Walter Scott, incumbent Smith River District member of the Patrick County School Board, said he believes one of the challenges can be partially addressed by boosting employee morale.
“Morale is just ways of treating your employees, so they feel like they’re wanted,” he said, adding “and they are wanted and needed.”
Scott, 56, also suggested morale could be improved by implementing pay raises for school employees. In his role as vice-chairman of the board, Scott has supported pay raises for employees every year since ousting an incumbent in a write-in campaign four years ago.
“I’ve always supported fair pay for employees, and we’ve done that by cutting administrators. We’ve cut four or five administrative positions since I’ve been on the board. We’re always looking at ways to cut the way we spend money, so we have more money to spend” where it is needed, he said.
While he believes the school division excels at everything it does, Scott said academics and test scores are particularly impressive.
“I’ve never been a ‘test scores guy,’ but if you look at our test scores that came out a couple of weeks ago, we’re well above state average. That speaks a lot for the school system and all the employees there that make it happen,” he said.
Ensuring that trend continues is another of his primary goals, as is making sure students are highly educated and prepared for the working world or to pursue higher education when they graduate from Patrick County High School.
The division out-performs many in the state, but Scott said he thinks it lacks proper recognition from the Patrick County Board of Supervisors.
“I’m probably wrong by saying this, but sometimes I feel that the board of supervisors look at the school system as a burden, not a positive thing for the county,” he said.
If reelected, Scott said he intends to keep working to ensure students are among the top performers in Virginia and supporting parental involvement in the decision-making process.
When he initially joined the board, residents who wanted to speak during the public comment portion of school board meetings were required to register and state their subject matter.
“We’ve got rid of that stuff.
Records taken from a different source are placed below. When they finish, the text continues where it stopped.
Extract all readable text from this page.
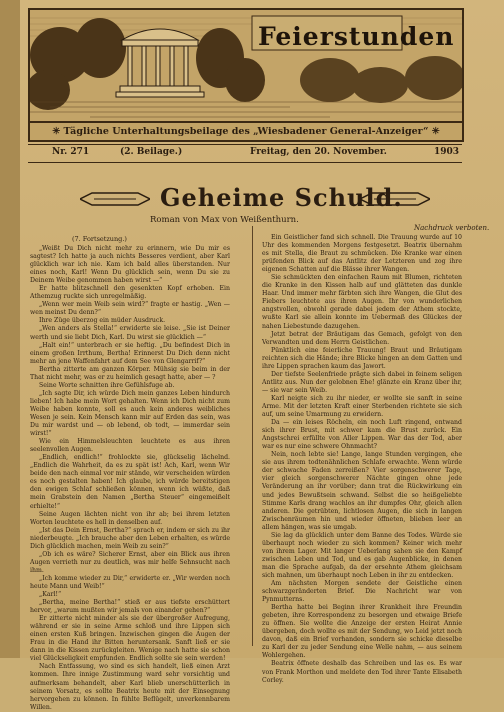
Feierstunden
✳ Tägliche Unterhaltungsbeilage des „Wiesbadener General-Anzeiger“ ✳
Nr. 271	(2. Beilage.)	Freitag, den 20. November.	1903
Geheime Schuld.
Roman von Max von Weißenthurn.
Nachdruck verboten.
(7. Fortsetzung.)

„Weißt Du Dich nicht mehr zu erinnern, wie Du mir es sagtest? Ich hatte ja auch nichts Besseres verdient, aber Karl glücklich war ich nie. Kam ich bald alles überstanden. Nur eines noch, Karl! Wenn Du glücklich sein, wenn Du sie zu Deinem Weibe genommen haben wirst —“

Er hatte blitzschnell den gesenkten Kopf erhoben. Ein Athemzug ruckte sich unregelmäßig.

„Wenn wer mein Weib sein wird?“ fragte er hastig. „Wen — wen meinst Du denn?“

Ihre Züge überzog ein müder Ausdruck.

„Wen anders als Stella!“ erwiderte sie leise. „Sie ist Deiner werth und sie liebt Dich, Karl. Du wirst sie glücklich —“

„Halt ein!“ unterbrach er sie heftig. „Du befindest Dich in einem großen Irrthum, Bertha! Erinnerst Du Dich denn nicht mehr an jene Waffenfahrt auf dem See von Glengarrif?“

Bertha zitterte am ganzen Körper. Mühsig sie beim in der That nicht mehr, was er zu heimlich gesagt hatte, aber — ?

Seine Worte schnitten ihre Gefühlsfuge ab.

„Ich sagte Dir, ich würde Dich mein ganzes Leben hindurch lieben! Ich habe mein Wort gehalten. Wenn ich Dich nicht zum Weibe haben konnte, soll es auch kein anderes weibliches Wesen je sein. Kein Mensch kann mir auf Erden das sein, was Du mir wardst und — ob lebend, ob todt, — immerdar sein wirst!“

Wie ein Himmelsleuchten leuchtete es aus ihren seelenvollen Augen.

„Endlich, endlich!“ frohlockte sie, glückselig lächelnd. „Endlich die Wahrheit, da es zu spät ist! Ach, Karl, wenn Wir beide den nach einmal vor mir stände, wir verscheiden würden es noch gestalten haben! Ich glaube, ich würde bereitstigen den ewigen Schlaf schließen können, wenn ich wüßte, daß mein Grabstein den Namen „Bertha Steuer“ eingemeißelt erhielte!“

Seine Augen lächten nicht von ihr ab; bei ihrem letzten Worten leuchtete es hell in denselben auf.

„Ist das Dein Ernst, Bertha?“ sprach er, indem er sich zu ihr niederbeugte. „Ich brauche aber den Leben erhalten, es würde Dich glücklich machen, mein Weib zu sein?“

„Ob ich es wäre? Sicherer Ernst, aber ein Blick aus ihren Augen verrieth nur zu deutlich, was mir helfe Sehnsucht nach ihm.

„Ich komme wieder zu Dir,“ erwiderte er. „Wir werden noch heute Mann und Weib!“

„Karl!“

„Bertha, meine Bertha!“ stieß er aus tiefste erschüttert hervor, „warum mußten wir jemals von einander gehen?“

Er zitterte nicht minder als sie der übergroßer Aufregung, während er sie in seine Arme schloß und ihre Lippen sich einen ersten Kuß bringen. Inzwischen gingen die Augen der Frau in die Hand ihr Bitten heruntersank. Sanft ließ er sie dann in die Kissen zurückgleiten. Wenige nach hatte sie schon viel Glückseligkeit empfunden. Endlich sollte sie sein werden!

Nach Entfassung, wo sind es sich handelt, ließ einen Arzt kommen. Ihre innige Zustimmung ward sehr vorsichtig und aufmerksam behandelt, aber Karl blieb unerschütterlich in seinem Vorsatz, es sollte Beatrix heute mit der Einsegnung hervorgehen zu können. In fühlte Beflügelt, unverkennbarem Willen.

Ein Geistlicher fand sich schnell. Die Trauung wurde auf 10 Uhr des kommenden Morgens festgesetzt. Beatrix übernahm es mit Stella, die Braut zu schmücken. Die Kranke war einen prüfenden Blick auf das Antlitz der Letzteren und zog ihre eigenen Schatten auf die Blässe ihrer Wangen.

Sie schmückten den einfachen Raum mit Blumen, richteten die Kranke in den Kissen halb auf und glätteten das dunkle Haar. Und immer mehr färbten sich ihre Wangen, die Glut des Fiebers leuchtete aus ihren Augen. Ihr von wunderlichen angstvollen, obwohl gerade dabei jedem der Athem stockte, wußte Karl sie allein konnte im Uebermaß des Glückes der nahen Liebestunde dazugehen.

Jetzt betrat der Bräutigam das Gemach, gefolgt von den Verwandten und dem Herrn Geistlichen.

Pünktlich eine feierliche Trauung! Braut und Bräutigam reichten sich die Hände; ihre Blicke hingen an dem Gatten und ihre Lippen sprachen kaum das Jawort.

Der tiefste Seelenfriede prägte sich dabei in feinem seligen Antlitz aus. Nun der gelobnen Ehe! glänzte ein Kranz über ihr, — sie war sein Weib.

Karl neigte sich zu ihr nieder, er wollte sie sanft in seine Arme. Mit der letzten Kraft einer Sterbenden richtete sie sich auf, um seine Umarmung zu erwidern.

Da — ein leises Röcheln, ein noch Luft ringend, entwand sich ihrer Brust, mit schwer kam die Brust zurück. Ein Angstschrei erfüllte von Aller Lippen. War das der Tod, aber war es nur eine schwere Ohnmacht?

Nein, noch lebte sie! Lange, lange Stunden vergingen, ehe sie aus ihrem todtenähnlichen Schlafe erwachte. Wenn würde der schwache Faden zerreißen? Vier sorgenschwerer Tage, vier gleich sorgenschwerer Nächte gingen ohne jede Veränderung an ihr vorüber; dann trat die Rückwirkung ein und jedes Bewußtsein schwand. Selbst die so heißgeliebte Stimme Karls drang wachlos an ihr dumpfes Ohr, gleich allen anderen. Die getrübten, lichtlosen Augen, die sich in langen Zwischenräumen hin und wieder öffneten, blieben leer an allem hängen, was sie umgab.

Sie lag da glücklich unter dem Banne des Todes. Würde sie überhaupt noch wieder zu sich kommen? Keiner wich mehr von ihrem Lager. Mit langer Ueberlang sahen sie den Kampf zwischen Leben und Tod, und es gab Augenblicke, in denen man die Sprache aufgab, da der ersehnte Athem gleichsam sich mahnen, um überhaupt noch Leben in ihr zu entdecken.

Am nächsten Morgen sendete der Geistliche einen schwarzgeränderten Brief. Die Nachricht war von Pynmutterns.

Bertha hatte bei Beginn ihrer Krankheit ihre Freundin gebeten, ihre Korrespondenz zu besorgen und etwaige Briefe zu öffnen. Sie wollte die Anzeige der ersten Heirat Annie übergeben, doch wollte es mit der Sendung, wo Leid jetzt noch davon, daß ein Brief vorhanden, sondern sie schicke dieselbe zu Karl der zu jeder Sendung eine Welle nahm, — aus seinem Wohlergehen.

Beatrix öffnete deshalb das Schreiben und las es. Es war von Frank Morthon und meldete den Tod ihrer Tante Elisabeth Corley.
Anybody can come to the meeting now without signing up. All you have to do is say what you want to say,” he said. “We’re making it as easy as we possibly can for people to voice their opinions” and have an input.
Scott added that involvement is important to the school board and in each community school.
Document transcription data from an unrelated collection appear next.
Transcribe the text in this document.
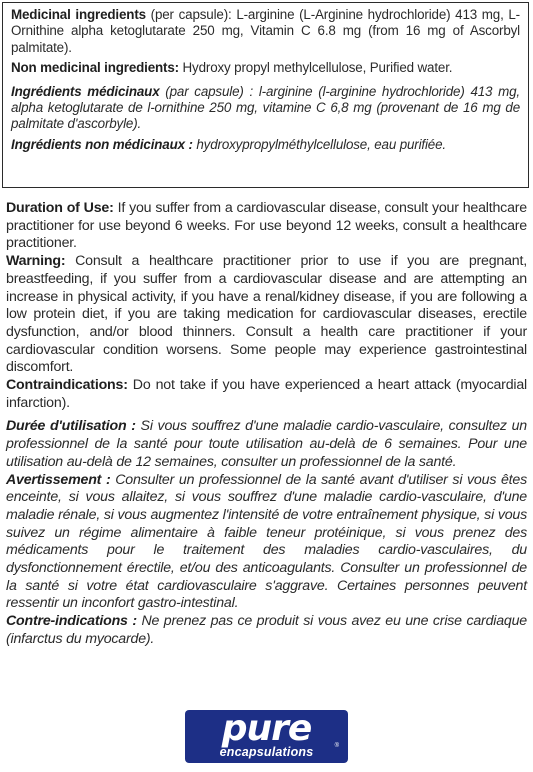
Medicinal ingredients (per capsule): L-arginine (L-Arginine hydrochloride) 413 mg, L-Ornithine alpha ketoglutarate 250 mg, Vitamin C 6.8 mg (from 16 mg of Ascorbyl palmitate).

Non medicinal ingredients: Hydroxy propyl methylcellulose, Purified water.

Ingrédients médicinaux (par capsule) : l-arginine (l-arginine hydrochloride) 413 mg, alpha ketoglutarate de l-ornithine 250 mg, vitamine C 6,8 mg (provenant de 16 mg de palmitate d'ascorbyle).

Ingrédients non médicinaux : hydroxypropylméthylcellulose, eau purifiée.

Duration of Use: If you suffer from a cardiovascular disease, consult your healthcare practitioner for use beyond 6 weeks. For use beyond 12 weeks, consult a healthcare practitioner.

Warning: Consult a healthcare practitioner prior to use if you are pregnant, breastfeeding, if you suffer from a cardiovascular disease and are attempting an increase in physical activity, if you have a renal/kidney disease, if you are following a low protein diet, if you are taking medication for cardiovascular diseases, erectile dysfunction, and/or blood thinners. Consult a health care practitioner if your cardiovascular condition worsens. Some people may experience gastrointestinal discomfort.

Contraindications: Do not take if you have experienced a heart attack (myocardial infarction).

Durée d'utilisation : Si vous souffrez d'une maladie cardio-vasculaire, consultez un professionnel de la santé pour toute utilisation au-delà de 6 semaines. Pour une utilisation au-delà de 12 semaines, consulter un professionnel de la santé.

Avertissement : Consulter un professionnel de la santé avant d'utiliser si vous êtes enceinte, si vous allaitez, si vous souffrez d'une maladie cardio-vasculaire, d'une maladie rénale, si vous augmentez l'intensité de votre entraînement physique, si vous suivez un régime alimentaire à faible teneur protéinique, si vous prenez des médicaments pour le traitement des maladies cardio-vasculaires, du dysfonctionnement érectile, et/ou des anticoagulants. Consulter un professionnel de la santé si votre état cardiovasculaire s'aggrave. Certaines personnes peuvent ressentir un inconfort gastro-intestinal.

Contre-indications : Ne prenez pas ce produit si vous avez eu une crise cardiaque (infarctus du myocarde).

pure
encapsulations	®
“There’s a lot of parents involved at the school level,” he said, citing one example as the “volunteer coaches and volunteers all over the school” at Woolwine Elementary School.
Scott, who was among those volunteers, said he knows firsthand that parents are welcome in their child’s schools. He coached basketball for four years at Woolwine Elementary School when his children attended, and coached T-ball for a couple of years.
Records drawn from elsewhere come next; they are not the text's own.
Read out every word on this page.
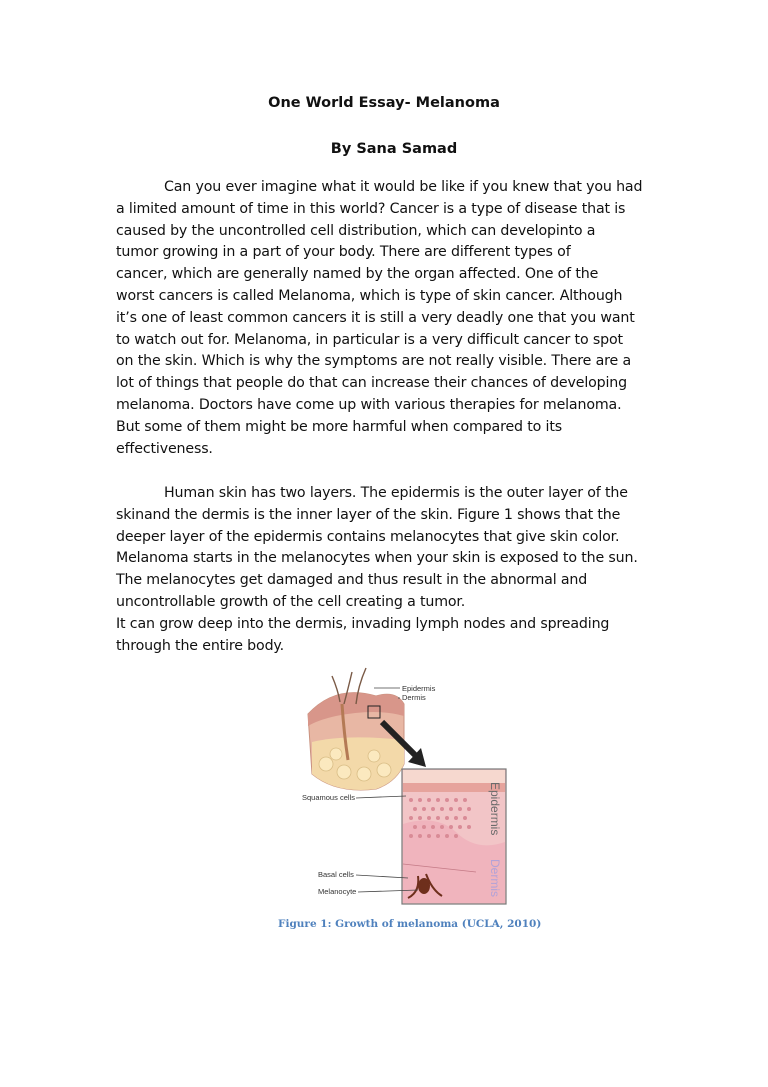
One World Essay- Melanoma
By Sana Samad
Can you ever imagine what it would be like if you knew that you had
a limited amount of time in this world? Cancer is a type of disease that is
caused by the uncontrolled cell distribution, which can developinto a
tumor growing in a part of your body. There are different types of
cancer, which are generally named by the organ affected. One of the
worst cancers is called Melanoma, which is type of skin cancer. Although
it’s one of least common cancers it is still a very deadly one that you want
to watch out for. Melanoma, in particular is a very difficult cancer to spot
on the skin. Which is why the symptoms are not really visible. There are a
lot of things that people do that can increase their chances of developing
melanoma. Doctors have come up with various therapies for melanoma.
But some of them might be more harmful when compared to its
effectiveness.
Human skin has two layers. The epidermis is the outer layer of the
skinand the dermis is the inner layer of the skin. Figure 1 shows that the
deeper layer of the epidermis contains melanocytes that give skin color.
Melanoma starts in the melanocytes when your skin is exposed to the sun.
The melanocytes get damaged and thus result in the abnormal and
uncontrollable growth of the cell creating a tumor.
It can grow deep into the dermis, invading lymph nodes and spreading
through the entire body.
Epidermis
Dermis
Squamous cells
Basal cells
Melanocyte
Epidermis
Dermis
Figure 1: Growth of melanoma (UCLA, 2010)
In addition, Scott serves as a Scout Master for a local Boy Scouts of America Troop. He also coached basketball at Woolwine Elementary School and served on the board at Woolwine Volunteer Fire Department.
“I’ve served the community in many ways for the last 25 years or more. Not just because I’m running for election, I have always done that,” he said.
During his tenure on the board, he has held fast to his commitment of being open and transparent with parents and concerned residents.
“I’ve always made myself very open and easy to get ahold of to the public,” Scott said, adding that both his home and cell phone numbers are listed on school division’s website.
“Anyone who wants to talk to me, they always can. There is not a phone call that I do not take. Just because I’m in the Smith River District, doesn’t mean that I am not willing to work through an issue in another district. That’s something I think is very important for all school board members,” he said.
As a business owner for the past 30 years, Scott said he knows how to create something from nothing. “A lot of times that’s where we are in the school – taking nothing and trying make something out of it,” he said.
Among his greatest accomplishments was the passage of a referendum on the sales and use tax. Revenues generated by the tax are earmarked for school projects.
“It’s not really gotten developed completely yet, but when this thing gets fully developed and money starts rolling in, it’s going to be a lifesaver for our schools. It’s going to make sure the schools will not close and that we can afford to rebuild them as we go,” he said.
Scott said other major accomplishments include limiting the daily stipend day for meals for school board members and employees when they are traveling and having a Schools Superintendent that lives in the county.
He does not support Critical Race Theory (CRT) being taught in classrooms or mandatory vaccinations for students and school employees.
Scott currently works for the Maintenance Department of Patrick County. In addition to serving on the Patrick County School Board he also serves as a Scout Master for the Boy Scouts of America and on the Woolwine Fire Department Board. Scott also manages a rental business of around 50 properties and works as a farmer with around 20 head of cattle.
“I may not have the most degrees when it comes to education on paper, however I can always look at things in a good, commonsense way, and I think that’s something we need on the board,” he said, adding that he also offers honesty, truthfulness, and good, sound judgement cultivated over the years as a county resident.
Scott attended Woolwine Elementary School and Patrick County High School. His wife, Derina, works for the Patrick County School system in the guidance department. The Scotts have two children: sons Hylton, 23, who works at Appalachian Power Company; and Robert, 19, a freshman at Embry-Riddle Aeronautical University in Daytona, FL.
In his spare time, Scott enjoys fishing, hunting, sight-seeing, traveling, and is interested in making a fair, honest living.